Kadar HbA1c merupakan kontrol glukosa jangka panjang, menggambarkan

kondisi 8-12 minggu sebelumnya, karena paruh waktu eritrosit 120 hari( Kee JL,

2003), karena mencerminkan keadaan glikemik selama 2-3 bulan maka

pemeriksaan HbA1c dianjurkan dilakukan setiap 3 bulan ( Darwis Y, 2005,

Soegondo S, 2004). Hasil pemeriksaan hemoglobin A1c merupakan

pemeriksaan tunggal yang sangat akurat untuk menilai status glikemik jangka

panjang dan berguna pada semua tipe penyandang DM. Pemeriksaan ini

bermanfaat bagi pasien yang membutuhkan kendali glikemik ( Soewondo P,

2004).

Peningkatan kadar HbA1c >8% mengindikasikan DM yang tidak terkendali

dan beresiko tinggi untuk menjadikan komplikasi jangka panjang seperti

nefropati, retinopati, atau kardiopati, Penurunan 1% dari HbA1c akan

menurunkan komplikasi sebesar 35% (Soewondo P, 2004). Pemeriksaan HbA1c

dianjurkan untuk dilakukan secara rutin pada pasien DM Pemeriksaan pertama

untuk mengetahui keadaan glikemik pada tahap awal penanganan, pemeriksaan

selanjutnya merupakan pemantauan terhadap keberhasilan pengendalian (Kee

JL, 2003).

Metoda Pemeriksaan HbA1c

Sampel: darah vena dengan antikoagulan (EDTA, heparin, oksalat) Pengambilan

sampel untuk pemeriksaan HbA1c pada penderita DM biasa dilakukan

bersamaan dengan pengambilan sampel pemeriksaan glukosa. Metoda

pemeriksaan yang dipakai ;

1. Metode Ion-exchange chromatography: harus dikontrol perubahan suhu

reagen dan kolom, kekuatan ion, dan pH dari bufer. Interferens yang

mengganggu adalah adanya HbS dan HbC yang bisa memberikan hasil

negatif palsu.

2. Metode HPLC (high performance liquid chromatography): prinsip sama

dengan ion exchange chromatography, bisa diotomatisasi, serta memiliki

akurasi dan presisi yang baik sekali. Metode ini juga direkomendasikan

menjadi metode referensi.

3. Metode Electroforesis: hasilnya berkorelasi baik dengan HPLC, tetapi

presisinya kurang dibanding HPLC. Hb F memberikan hasil positif palsu,

tetapi kekuatan ion, pH, suhu, HbS, dan HbC tidak banyak berpengaruh

pada metode ini.

4. Metode Immunoassay (EIA): hanya mengukur HbA1C, tidak mengukur

HbA1C yang labil maupun HbA1A dan HbA1B, mempunyai presisi yang

baik.

5. Metode Affinity chromatography: non-glycated hemoglobin serta bentuk

labil dari HbA1C tidak mengganggu penentuan glycated hemoglobin, tak

dipengaruhi suhu. Presisi baik. HbF, HbS, ataupun HbC hanya sedikit

mempengaruhi metode ini, tetapi metode ini mengukur keseluruhan

glycated hemoglobin, sehingga hasil pengukuran dengan metode ini lebih

tinggi dari metode HPLC.

6. Metode Analisis kimiawi dengan Kolorimetri: waktu inkubasi lama (2 jam),

lebih spesifik karena tidak dipengaruhi non-glycosylated ataupun

glycosylated labil. Kerugiannya waktu lama, sampel besar, dan satuan

pengukuran yang kurang dikenal oleh klinisi, yaitu m mol/L.

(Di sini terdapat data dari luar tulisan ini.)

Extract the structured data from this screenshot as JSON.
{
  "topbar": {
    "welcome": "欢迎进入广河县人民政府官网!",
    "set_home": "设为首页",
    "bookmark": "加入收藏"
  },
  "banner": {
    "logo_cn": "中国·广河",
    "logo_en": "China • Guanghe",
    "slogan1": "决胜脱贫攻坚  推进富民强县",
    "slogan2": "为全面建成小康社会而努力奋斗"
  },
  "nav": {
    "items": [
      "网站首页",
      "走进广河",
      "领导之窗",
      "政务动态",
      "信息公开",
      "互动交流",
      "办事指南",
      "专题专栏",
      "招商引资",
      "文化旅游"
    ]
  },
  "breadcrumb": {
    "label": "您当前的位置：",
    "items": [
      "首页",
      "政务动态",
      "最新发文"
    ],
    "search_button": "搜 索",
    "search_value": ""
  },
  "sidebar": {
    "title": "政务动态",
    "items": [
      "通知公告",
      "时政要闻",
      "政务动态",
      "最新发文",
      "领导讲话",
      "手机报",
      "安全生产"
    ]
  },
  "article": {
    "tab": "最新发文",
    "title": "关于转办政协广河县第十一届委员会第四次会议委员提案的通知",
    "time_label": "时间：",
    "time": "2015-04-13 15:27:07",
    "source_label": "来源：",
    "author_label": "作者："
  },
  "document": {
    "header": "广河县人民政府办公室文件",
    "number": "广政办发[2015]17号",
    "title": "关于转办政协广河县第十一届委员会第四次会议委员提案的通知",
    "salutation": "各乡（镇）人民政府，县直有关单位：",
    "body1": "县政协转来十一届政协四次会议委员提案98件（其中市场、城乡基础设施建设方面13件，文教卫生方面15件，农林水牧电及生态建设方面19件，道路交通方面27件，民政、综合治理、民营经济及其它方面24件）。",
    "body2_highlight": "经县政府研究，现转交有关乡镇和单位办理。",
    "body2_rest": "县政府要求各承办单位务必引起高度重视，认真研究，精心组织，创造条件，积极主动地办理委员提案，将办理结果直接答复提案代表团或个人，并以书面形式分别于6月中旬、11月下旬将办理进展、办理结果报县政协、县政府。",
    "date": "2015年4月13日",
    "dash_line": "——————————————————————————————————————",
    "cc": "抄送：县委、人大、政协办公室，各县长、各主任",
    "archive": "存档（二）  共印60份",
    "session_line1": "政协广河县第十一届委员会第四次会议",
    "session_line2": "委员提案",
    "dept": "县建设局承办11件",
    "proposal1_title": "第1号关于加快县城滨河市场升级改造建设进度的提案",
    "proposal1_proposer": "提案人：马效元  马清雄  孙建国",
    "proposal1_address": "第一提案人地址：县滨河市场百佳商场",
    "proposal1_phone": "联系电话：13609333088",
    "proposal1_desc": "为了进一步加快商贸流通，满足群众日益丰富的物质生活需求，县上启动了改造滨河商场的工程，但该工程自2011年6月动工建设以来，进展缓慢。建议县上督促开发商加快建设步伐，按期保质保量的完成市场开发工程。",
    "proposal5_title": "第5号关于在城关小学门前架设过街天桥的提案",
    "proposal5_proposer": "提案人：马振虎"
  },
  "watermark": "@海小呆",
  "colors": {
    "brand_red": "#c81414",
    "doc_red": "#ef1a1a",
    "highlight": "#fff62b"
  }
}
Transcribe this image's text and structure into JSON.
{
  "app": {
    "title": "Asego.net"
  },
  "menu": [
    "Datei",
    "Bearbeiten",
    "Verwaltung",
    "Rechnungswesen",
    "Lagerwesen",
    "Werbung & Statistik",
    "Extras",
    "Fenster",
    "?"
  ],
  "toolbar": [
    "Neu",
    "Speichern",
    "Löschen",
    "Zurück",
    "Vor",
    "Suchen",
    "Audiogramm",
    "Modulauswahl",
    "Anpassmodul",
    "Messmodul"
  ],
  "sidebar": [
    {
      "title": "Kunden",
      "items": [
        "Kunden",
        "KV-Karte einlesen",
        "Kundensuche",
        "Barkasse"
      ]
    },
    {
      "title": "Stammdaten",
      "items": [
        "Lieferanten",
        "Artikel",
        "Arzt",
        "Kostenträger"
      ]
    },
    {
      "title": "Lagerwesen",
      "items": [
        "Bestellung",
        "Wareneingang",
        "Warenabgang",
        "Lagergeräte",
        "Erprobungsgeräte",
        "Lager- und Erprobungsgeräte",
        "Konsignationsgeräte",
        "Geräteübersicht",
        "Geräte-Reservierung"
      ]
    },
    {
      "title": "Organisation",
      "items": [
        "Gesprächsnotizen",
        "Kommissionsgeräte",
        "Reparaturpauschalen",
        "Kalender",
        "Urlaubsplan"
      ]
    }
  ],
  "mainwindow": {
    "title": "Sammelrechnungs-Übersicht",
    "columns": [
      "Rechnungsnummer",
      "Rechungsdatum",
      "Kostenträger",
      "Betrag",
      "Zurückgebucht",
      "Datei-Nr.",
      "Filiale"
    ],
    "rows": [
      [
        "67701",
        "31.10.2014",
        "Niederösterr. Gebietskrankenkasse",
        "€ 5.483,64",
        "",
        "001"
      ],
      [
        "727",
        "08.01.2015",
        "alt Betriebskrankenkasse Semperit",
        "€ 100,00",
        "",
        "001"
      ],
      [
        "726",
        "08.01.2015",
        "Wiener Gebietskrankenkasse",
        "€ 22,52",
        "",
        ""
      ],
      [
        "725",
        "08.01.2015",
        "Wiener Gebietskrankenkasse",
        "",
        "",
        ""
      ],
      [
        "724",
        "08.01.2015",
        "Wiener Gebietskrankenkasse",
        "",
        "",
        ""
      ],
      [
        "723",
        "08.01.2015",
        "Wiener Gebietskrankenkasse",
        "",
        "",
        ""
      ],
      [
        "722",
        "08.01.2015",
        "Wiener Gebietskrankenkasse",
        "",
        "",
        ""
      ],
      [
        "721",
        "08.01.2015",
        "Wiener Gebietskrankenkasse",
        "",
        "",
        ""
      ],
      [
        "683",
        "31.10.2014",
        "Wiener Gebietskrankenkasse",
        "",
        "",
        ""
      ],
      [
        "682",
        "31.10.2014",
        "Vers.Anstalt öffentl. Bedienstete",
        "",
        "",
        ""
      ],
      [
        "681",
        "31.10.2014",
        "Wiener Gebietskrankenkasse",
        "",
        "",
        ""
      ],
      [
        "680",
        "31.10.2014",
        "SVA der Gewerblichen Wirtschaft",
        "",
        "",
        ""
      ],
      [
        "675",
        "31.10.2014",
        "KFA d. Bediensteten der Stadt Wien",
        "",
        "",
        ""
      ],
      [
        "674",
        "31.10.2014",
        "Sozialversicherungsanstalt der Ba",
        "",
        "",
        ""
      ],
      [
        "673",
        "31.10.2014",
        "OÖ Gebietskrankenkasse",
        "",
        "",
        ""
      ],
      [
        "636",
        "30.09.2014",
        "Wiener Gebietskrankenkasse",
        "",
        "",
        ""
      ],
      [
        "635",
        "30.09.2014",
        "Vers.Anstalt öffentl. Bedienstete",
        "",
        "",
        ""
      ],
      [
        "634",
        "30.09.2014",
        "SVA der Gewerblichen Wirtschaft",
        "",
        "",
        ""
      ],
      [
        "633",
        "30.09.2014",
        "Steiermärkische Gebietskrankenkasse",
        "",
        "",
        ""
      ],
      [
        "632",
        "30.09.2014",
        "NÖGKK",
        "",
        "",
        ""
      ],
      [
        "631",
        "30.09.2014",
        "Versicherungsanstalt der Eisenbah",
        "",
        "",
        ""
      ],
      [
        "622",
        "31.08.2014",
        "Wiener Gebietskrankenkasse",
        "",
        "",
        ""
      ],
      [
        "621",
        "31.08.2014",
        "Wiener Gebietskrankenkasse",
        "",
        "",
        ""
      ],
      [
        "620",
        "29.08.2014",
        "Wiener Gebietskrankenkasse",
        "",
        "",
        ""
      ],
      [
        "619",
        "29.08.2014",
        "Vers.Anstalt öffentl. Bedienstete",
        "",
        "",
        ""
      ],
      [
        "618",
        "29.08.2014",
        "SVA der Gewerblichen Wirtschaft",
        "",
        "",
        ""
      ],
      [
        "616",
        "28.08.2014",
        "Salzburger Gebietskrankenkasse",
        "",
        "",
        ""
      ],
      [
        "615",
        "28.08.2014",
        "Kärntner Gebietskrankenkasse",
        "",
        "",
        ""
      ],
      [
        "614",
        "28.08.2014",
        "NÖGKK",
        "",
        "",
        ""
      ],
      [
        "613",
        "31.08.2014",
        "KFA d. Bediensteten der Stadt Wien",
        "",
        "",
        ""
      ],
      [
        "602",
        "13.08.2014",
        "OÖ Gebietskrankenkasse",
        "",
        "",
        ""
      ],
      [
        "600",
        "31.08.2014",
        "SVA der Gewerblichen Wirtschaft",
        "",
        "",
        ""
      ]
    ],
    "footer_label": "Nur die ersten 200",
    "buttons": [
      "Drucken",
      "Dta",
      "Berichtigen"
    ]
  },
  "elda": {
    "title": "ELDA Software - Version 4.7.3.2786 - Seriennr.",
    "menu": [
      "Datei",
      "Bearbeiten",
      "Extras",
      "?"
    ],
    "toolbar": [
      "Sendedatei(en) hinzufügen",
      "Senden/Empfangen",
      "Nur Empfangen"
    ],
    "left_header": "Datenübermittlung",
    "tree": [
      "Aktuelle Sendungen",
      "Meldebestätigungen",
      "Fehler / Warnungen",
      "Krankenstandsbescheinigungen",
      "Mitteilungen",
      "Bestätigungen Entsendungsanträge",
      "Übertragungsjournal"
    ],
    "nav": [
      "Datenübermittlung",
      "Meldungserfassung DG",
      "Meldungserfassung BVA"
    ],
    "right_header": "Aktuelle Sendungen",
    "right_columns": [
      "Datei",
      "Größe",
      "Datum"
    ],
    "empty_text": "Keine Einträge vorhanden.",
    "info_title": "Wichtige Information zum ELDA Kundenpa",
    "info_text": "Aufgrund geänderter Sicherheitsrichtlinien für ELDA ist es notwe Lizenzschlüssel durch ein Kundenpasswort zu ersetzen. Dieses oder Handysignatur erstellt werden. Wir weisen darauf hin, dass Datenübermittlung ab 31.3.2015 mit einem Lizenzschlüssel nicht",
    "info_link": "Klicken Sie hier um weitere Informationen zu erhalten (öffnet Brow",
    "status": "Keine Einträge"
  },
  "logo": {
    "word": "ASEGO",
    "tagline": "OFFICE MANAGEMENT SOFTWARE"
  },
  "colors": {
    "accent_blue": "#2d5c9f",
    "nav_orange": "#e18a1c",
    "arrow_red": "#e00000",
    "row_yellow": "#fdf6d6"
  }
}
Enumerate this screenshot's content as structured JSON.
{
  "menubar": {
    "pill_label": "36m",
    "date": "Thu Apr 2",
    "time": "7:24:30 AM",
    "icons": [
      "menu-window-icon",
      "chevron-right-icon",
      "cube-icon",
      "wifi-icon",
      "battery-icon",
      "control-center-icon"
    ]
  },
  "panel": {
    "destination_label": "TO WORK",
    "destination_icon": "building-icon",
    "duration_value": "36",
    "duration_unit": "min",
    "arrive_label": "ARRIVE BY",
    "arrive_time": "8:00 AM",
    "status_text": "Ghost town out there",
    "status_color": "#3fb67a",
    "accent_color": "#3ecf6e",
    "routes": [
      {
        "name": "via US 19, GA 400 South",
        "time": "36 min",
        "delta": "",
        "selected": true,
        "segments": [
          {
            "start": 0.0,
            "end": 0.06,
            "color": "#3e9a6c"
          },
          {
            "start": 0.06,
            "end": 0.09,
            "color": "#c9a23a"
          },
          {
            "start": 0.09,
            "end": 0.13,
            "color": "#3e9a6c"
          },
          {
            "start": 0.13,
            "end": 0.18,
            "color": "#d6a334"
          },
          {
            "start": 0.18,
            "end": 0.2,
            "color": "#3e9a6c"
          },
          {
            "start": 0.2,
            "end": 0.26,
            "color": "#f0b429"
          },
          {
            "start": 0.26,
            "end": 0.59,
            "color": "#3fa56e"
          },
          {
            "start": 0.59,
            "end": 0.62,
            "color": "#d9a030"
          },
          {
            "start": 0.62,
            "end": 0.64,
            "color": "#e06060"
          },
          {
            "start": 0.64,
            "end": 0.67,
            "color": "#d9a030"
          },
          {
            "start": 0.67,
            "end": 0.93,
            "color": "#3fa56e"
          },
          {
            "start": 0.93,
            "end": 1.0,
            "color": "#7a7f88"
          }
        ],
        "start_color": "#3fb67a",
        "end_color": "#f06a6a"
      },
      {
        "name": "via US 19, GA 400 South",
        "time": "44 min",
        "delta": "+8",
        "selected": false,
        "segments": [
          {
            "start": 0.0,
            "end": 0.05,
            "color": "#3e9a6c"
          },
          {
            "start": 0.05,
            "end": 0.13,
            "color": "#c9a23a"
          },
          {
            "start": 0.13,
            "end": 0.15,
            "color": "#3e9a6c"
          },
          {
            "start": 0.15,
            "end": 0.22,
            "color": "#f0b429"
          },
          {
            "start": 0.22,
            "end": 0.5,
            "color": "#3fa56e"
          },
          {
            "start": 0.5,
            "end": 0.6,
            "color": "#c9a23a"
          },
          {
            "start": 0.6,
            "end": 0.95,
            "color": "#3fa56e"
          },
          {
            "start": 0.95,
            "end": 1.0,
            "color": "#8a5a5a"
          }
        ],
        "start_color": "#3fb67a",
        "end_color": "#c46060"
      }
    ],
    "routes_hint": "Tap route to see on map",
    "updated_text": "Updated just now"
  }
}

Ada beberapa kondisi dimana pemeriksaan kadar HbA1c akan sangat terganggu

dan tidak akurat, misalnya :

a. Specimen ikterik (kadar bilirubin>5.0mg/dl),

Warna kekuningan pada serum akibat penimbunan bilirubin dalam tubuh

yang menandakan terjadinya gangguan fungsi dari hepar( Widmann, 2004)

b. Specimen hemolisis

Pada destruksi Eritrosit , membran sel pecah sehingga Hb keluar dari sel,

hemolisis menunjukkan destruksi eritrosit yang terlalu cepat , baik kelainan

intrinsik maupun proses ektrinsik terhadap eritrosit dan serum berwarna

merah atau kemerahan( Widmann, 2004)

c. Penurunan sel darah merah (Anemia, talasemia, kehilangan darah jangka

panjang) akan menurunkan kadar HbA1c palsu Anemia didefenisikan

sebagai berkurangnya kadar Hb darah, penurunan kadar Hb biasanya

disertai penurunan Eritrosit dan Hematokrit ( Kee JL, 2003)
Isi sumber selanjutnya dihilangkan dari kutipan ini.